The following recommendations are not interrelated nor are they mutually exclusive.

  1. First and foremost, balance your investment in the RFP process with real research into the options in the market. This may include using an initial Request for Information (RFI) that allows for responses to be in the vendor’s formats, e.g. information packs, brochures, or product sheets. You then have the option to prioritize the vendors and select respondents for a closed RFP.
  2. Split the procurement into two parallel processes. One RFP designed for proprietary solutions and one for open-source solutions. Write the second RFP overtly for an open-source solution. On top of the attributes of the product, criteria for selection will differ in some areas such as which open-source license is being used, availability of commercial support, reputation of suppliers, and their product development model.
  3. Include a two-stage procurement component with a paid-for discovery stage of 1-2 weeks on your short-listed open-source candidates. In other words, engage the potential vendor commercially to help answer all of the same questions you may be expecting from the proprietary vendors as part of their pre-sales. If you think it’s anathema to consider paying for any pre-sales activity, undertake the research internally or engage a suitably qualified third-party consultant who is abreast of the potential open source solutions and their benefits.

In other words, do not expect the open-source vendor to operate in the same way as a proprietary software vendor. The software development models are different, and so are the business models.

In conclusion, procurement models need to reflect the changes now occurring in the software marketplace.
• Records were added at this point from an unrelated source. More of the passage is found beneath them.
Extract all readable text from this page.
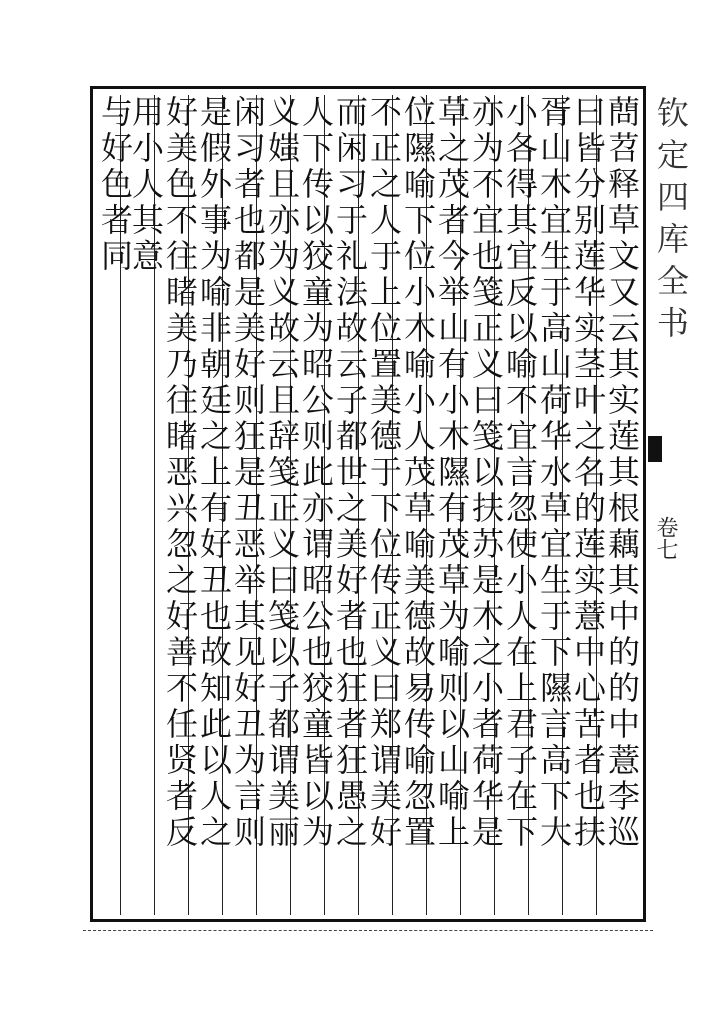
钦定四库全书
卷七
蔄苕释草文又云其实莲其根藕其中的的中薏李巡
曰皆分别莲华实茎叶之名的莲实薏中心苦者也扶
胥山木宜生于高山荷华水草宜生于下隰言高下大
小各得其宜反以喻不宜言忽使小人在上君子在下
亦为不宜也笺正义曰笺以扶苏是木之小者荷华是
草之茂者今举山有小木隰有茂草为喻则以山喻上
位隰喻下位小木喻小人茂草喻美德故易传喻忽置
不正之人于上位置美德于下位传正义曰郑谓美好
而闲习于礼法故云子都世之美好者也狂者狂愚之
人下传以狡童为昭公则此亦谓昭公也狡童皆以为
义媸且亦为义故云且辞笺正义曰笺以子都谓美丽
闲习者也都是美好则狂是丑恶举其见好丑为言则
是假外事为喻非朝廷之上有好丑也故知此以人之
好美色不往睹美乃往睹恶兴忽之好善不任贤者反
用小人其意
与好色者同
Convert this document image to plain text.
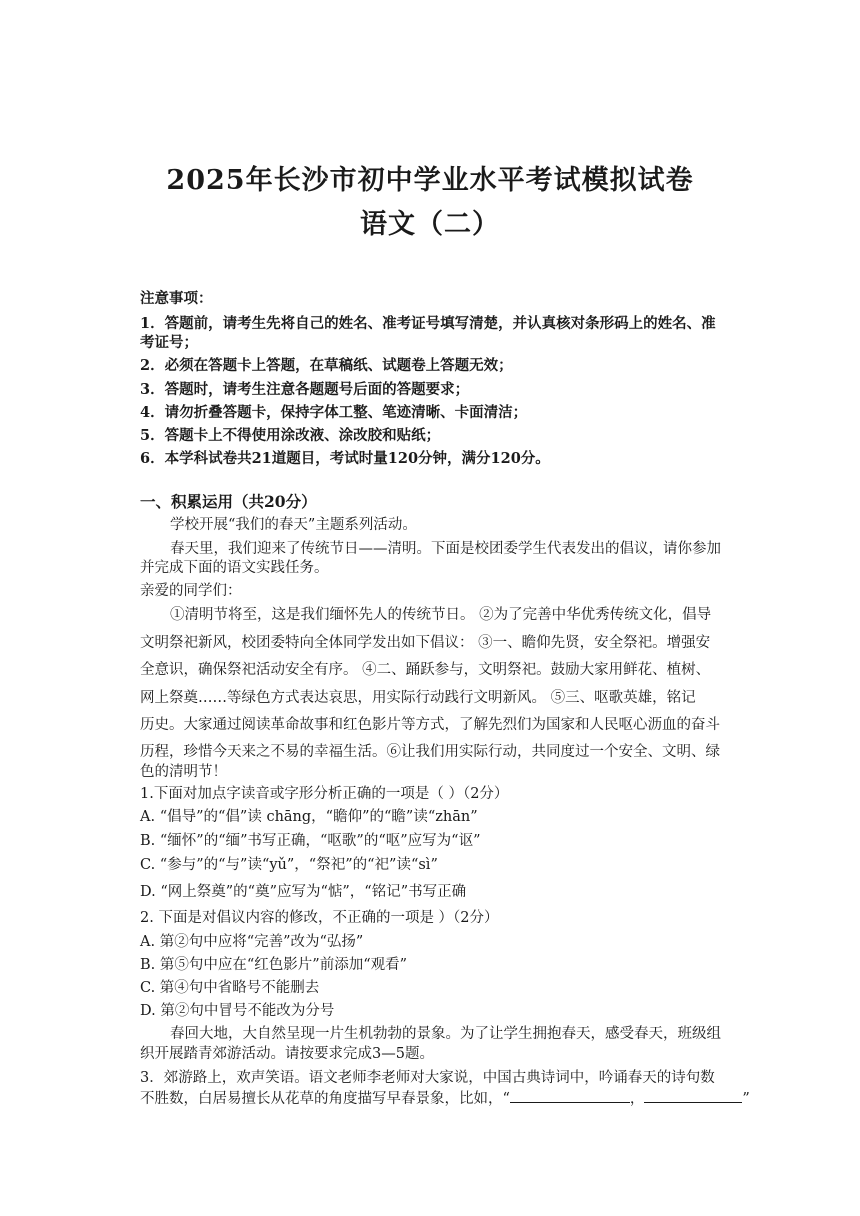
2025年长沙市初中学业水平考试模拟试卷
语文（二）
注意事项：
1．答题前，请考生先将自己的姓名、准考证号填写清楚，并认真核对条形码上的姓名、准
考证号；
2．必须在答题卡上答题，在草稿纸、试题卷上答题无效；
3．答题时，请考生注意各题题号后面的答题要求；
4．请勿折叠答题卡，保持字体工整、笔迹清晰、卡面清洁；
5．答题卡上不得使用涂改液、涂改胶和贴纸；
6．本学科试卷共21道题目，考试时量120分钟，满分120分。
一、积累运用（共20分）
学校开展“我们的春天”主题系列活动。
春天里，我们迎来了传统节日——清明。下面是校团委学生代表发出的倡议，请你参加
并完成下面的语文实践任务。
亲爱的同学们：
①清明节将至，这是我们缅怀先人的传统节日。 ②为了完善中华优秀传统文化，倡导
文明祭祀新风，校团委特向全体同学发出如下倡议： ③一、瞻仰先贤，安全祭祀。增强安
全意识，确保祭祀活动安全有序。 ④二、踊跃参与，文明祭祀。鼓励大家用鲜花、植树、
网上祭奠……等绿色方式表达哀思，用实际行动践行文明新风。 ⑤三、呕歌英雄，铭记
历史。大家通过阅读革命故事和红色影片等方式，了解先烈们为国家和人民呕心沥血的奋斗
历程，珍惜今天来之不易的幸福生活。⑥让我们用实际行动，共同度过一个安全、文明、绿
色的清明节！
1.下面对加点字读音或字形分析正确的一项是（ ）（2分）
A. “倡导”的“倡”读 chāng，“瞻仰”的“瞻”读“zhān”
B. “缅怀”的“缅”书写正确，“呕歌”的“呕”应写为“讴”
C. “参与”的“与”读“yǔ”，“祭祀”的“祀”读“sì”
D. “网上祭奠”的“奠”应写为“惦”，“铭记”书写正确
2. 下面是对倡议内容的修改，不正确的一项是 ）（2分）
A. 第②句中应将“完善”改为“弘扬”
B. 第⑤句中应在“红色影片”前添加“观看”
C. 第④句中省略号不能删去
D. 第②句中冒号不能改为分号
春回大地，大自然呈现一片生机勃勃的景象。为了让学生拥抱春天，感受春天，班级组
织开展踏青郊游活动。请按要求完成3—5题。
3．郊游路上，欢声笑语。语文老师李老师对大家说，中国古典诗词中，吟诵春天的诗句数
不胜数，白居易擅长从花草的角度描写早春景象，比如，“	，	”
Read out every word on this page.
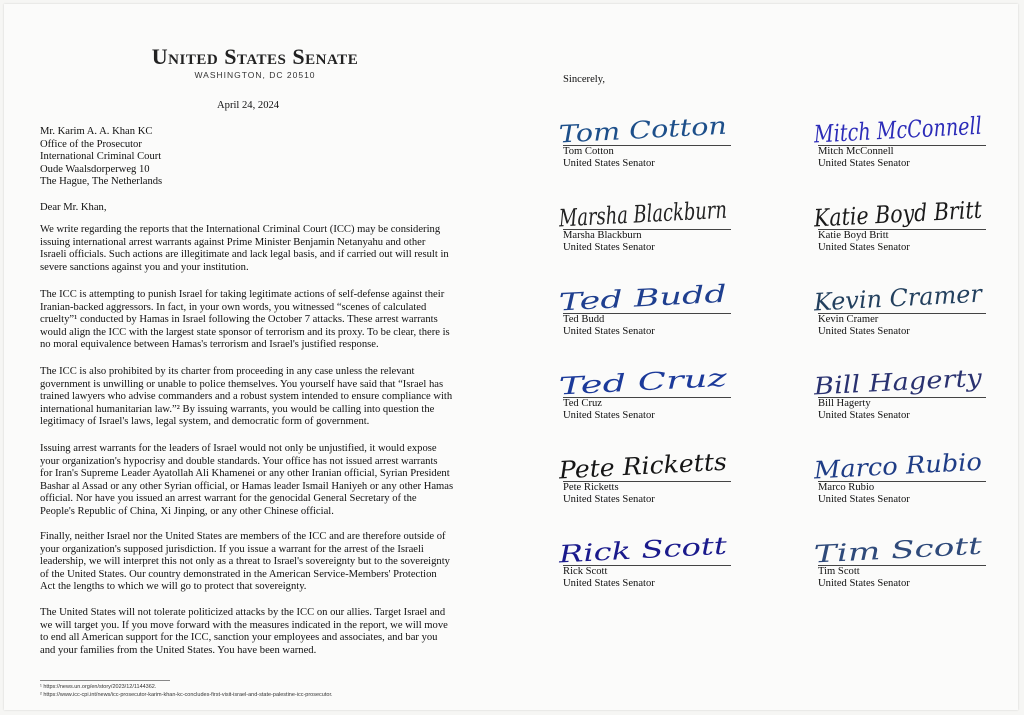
United States Senate
WASHINGTON, DC 20510
April 24, 2024
Mr. Karim A. A. Khan KC
Office of the Prosecutor
International Criminal Court
Oude Waalsdorperweg 10
The Hague, The Netherlands
Dear Mr. Khan,
We write regarding the reports that the International Criminal Court (ICC) may be considering
issuing international arrest warrants against Prime Minister Benjamin Netanyahu and other
Israeli officials. Such actions are illegitimate and lack legal basis, and if carried out will result in
severe sanctions against you and your institution.
The ICC is attempting to punish Israel for taking legitimate actions of self-defense against their
Iranian-backed aggressors. In fact, in your own words, you witnessed “scenes of calculated
cruelty”¹ conducted by Hamas in Israel following the October 7 attacks. These arrest warrants
would align the ICC with the largest state sponsor of terrorism and its proxy. To be clear, there is
no moral equivalence between Hamas's terrorism and Israel's justified response.
The ICC is also prohibited by its charter from proceeding in any case unless the relevant
government is unwilling or unable to police themselves. You yourself have said that “Israel has
trained lawyers who advise commanders and a robust system intended to ensure compliance with
international humanitarian law.”² By issuing warrants, you would be calling into question the
legitimacy of Israel's laws, legal system, and democratic form of government.
Issuing arrest warrants for the leaders of Israel would not only be unjustified, it would expose
your organization's hypocrisy and double standards. Your office has not issued arrest warrants
for Iran's Supreme Leader Ayatollah Ali Khamenei or any other Iranian official, Syrian President
Bashar al Assad or any other Syrian official, or Hamas leader Ismail Haniyeh or any other Hamas
official. Nor have you issued an arrest warrant for the genocidal General Secretary of the
People's Republic of China, Xi Jinping, or any other Chinese official.
Finally, neither Israel nor the United States are members of the ICC and are therefore outside of
your organization's supposed jurisdiction. If you issue a warrant for the arrest of the Israeli
leadership, we will interpret this not only as a threat to Israel's sovereignty but to the sovereignty
of the United States. Our country demonstrated in the American Service-Members' Protection
Act the lengths to which we will go to protect that sovereignty.
The United States will not tolerate politicized attacks by the ICC on our allies. Target Israel and
we will target you. If you move forward with the measures indicated in the report, we will move
to end all American support for the ICC, sanction your employees and associates, and bar you
and your families from the United States. You have been warned.
¹ https://news.un.org/en/story/2023/12/1144362.
² https://www.icc-cpi.int/news/icc-prosecutor-karim-khan-kc-concludes-first-visit-israel-and-state-palestine-icc-prosecutor.
Sincerely,
Tom Cotton
Tom Cotton
United States Senator
Mitch McConnell
Mitch McConnell
United States Senator
Marsha Blackburn
Marsha Blackburn
United States Senator
Katie Boyd Britt
Katie Boyd Britt
United States Senator
Ted Budd
Ted Budd
United States Senator
Kevin Cramer
Kevin Cramer
United States Senator
Ted Cruz
Ted Cruz
United States Senator
Bill Hagerty
Bill Hagerty
United States Senator
Pete Ricketts
Pete Ricketts
United States Senator
Marco Rubio
Marco Rubio
United States Senator
Rick Scott
Rick Scott
United States Senator
Tim Scott
Tim Scott
United States Senator
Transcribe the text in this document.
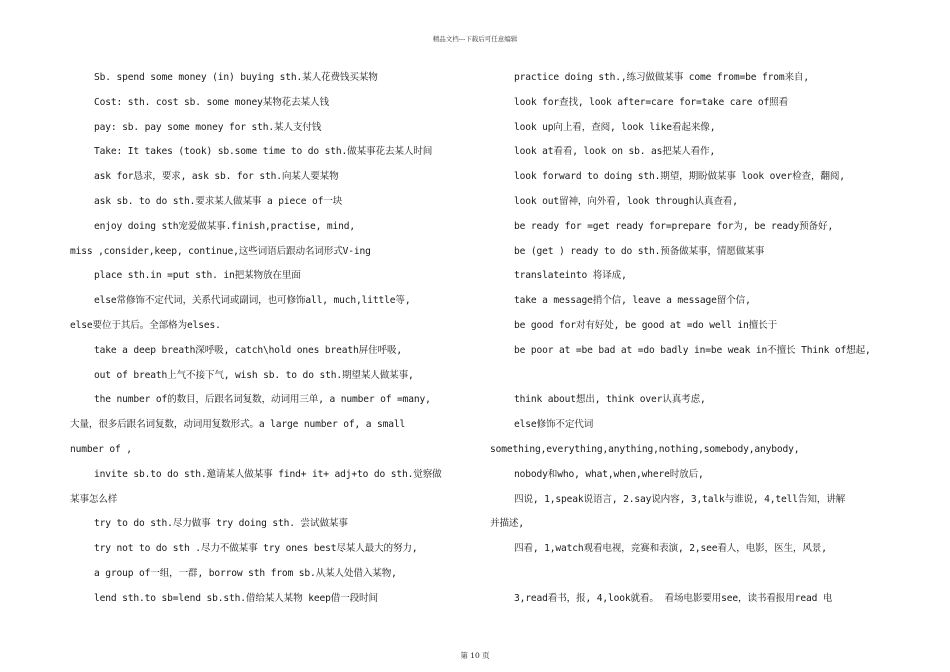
精品文档---下载后可任意编辑

Sb. spend some money (in) buying sth.某人花费钱买某物

Cost: sth. cost sb. some money某物花去某人钱

pay: sb. pay some money for sth.某人支付钱

Take: It takes (took) sb.some time to do sth.做某事花去某人时间

ask for恳求，要求, ask sb. for sth.向某人要某物

ask sb. to do sth.要求某人做某事 a piece of一块

enjoy doing sth宠爱做某事.finish,practise, mind,

miss ,consider,keep, continue,这些词语后跟动名词形式V-ing

place sth.in =put sth. in把某物放在里面

else常修饰不定代词，关系代词或副词，也可修饰all, much,little等,

else要位于其后。全部格为elses.

take a deep breath深呼吸, catch\hold ones breath屏住呼吸,

out of breath上气不接下气, wish sb. to do sth.期望某人做某事,

the number of的数目，后跟名词复数，动词用三单, a number of =many,

大量，很多后跟名词复数，动词用复数形式。a large number of, a small

number of ,

invite sb.to do sth.邀请某人做某事 find+ it+ adj+to do sth.觉察做

某事怎么样

try to do sth.尽力做事 try doing sth. 尝试做某事

try not to do sth .尽力不做某事 try ones best尽某人最大的努力,

a group of一组，一群, borrow sth from sb.从某人处借入某物,

lend sth.to sb=lend sb.sth.借给某人某物 keep借一段时间

practice doing sth.,练习做做某事 come from=be from来自,

look for查找, look after=care for=take care of照看

look up向上看，查阅, look like看起来像,

look at看看, look on sb. as把某人看作,

look forward to doing sth.期望，期盼做某事 look over检查，翻阅,

look out留神，向外看, look through认真查看,

be ready for =get ready for=prepare for为, be ready预备好,

be (get ) ready to do sth.预备做某事，情愿做某事

translateinto 将译成,

take a message捎个信, leave a message留个信,

be good for对有好处, be good at =do well in擅长于

be poor at =be bad at =do badly in=be weak in不擅长 Think of想起,

think about想出, think over认真考虑,

else修饰不定代词

something,everything,anything,nothing,somebody,anybody,

nobody和who, what,when,where时放后,

四说, 1,speak说语言, 2.say说内容, 3,talk与谁说, 4,tell告知，讲解

并描述,

四看, 1,watch观看电视，竞赛和表演, 2,see看人，电影，医生，风景,

3,read看书，报, 4,look就看。 看场电影要用see，读书看报用read 电

第 10 页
If the prospective purchaser doesn’t adapt their procurement decision-making processes, then it is only logical they will receive a sub-set of the options.

By leveling the playing field with some understanding and appreciation of the different business models on offer, buyers of enterprise software stand to gain enormously from more choice, lower cost of ownership, freedom from vendor lock-in, control over their system’s direction, and flexibility to extend or customize their solution. In summary, this is known as software freedom, and the demand-side has as important a part to play as the supply-side.

References

Phipps, Simon. Open Source Procurement: Subscriptions. Opensource.com, March 2011 http://opensource.com/life/11/3/open-source-procurement-subscriptions

Cabinet Office. “Open Source, Open Standards and Re-Use: Government Action Plan”, January 27, 2010.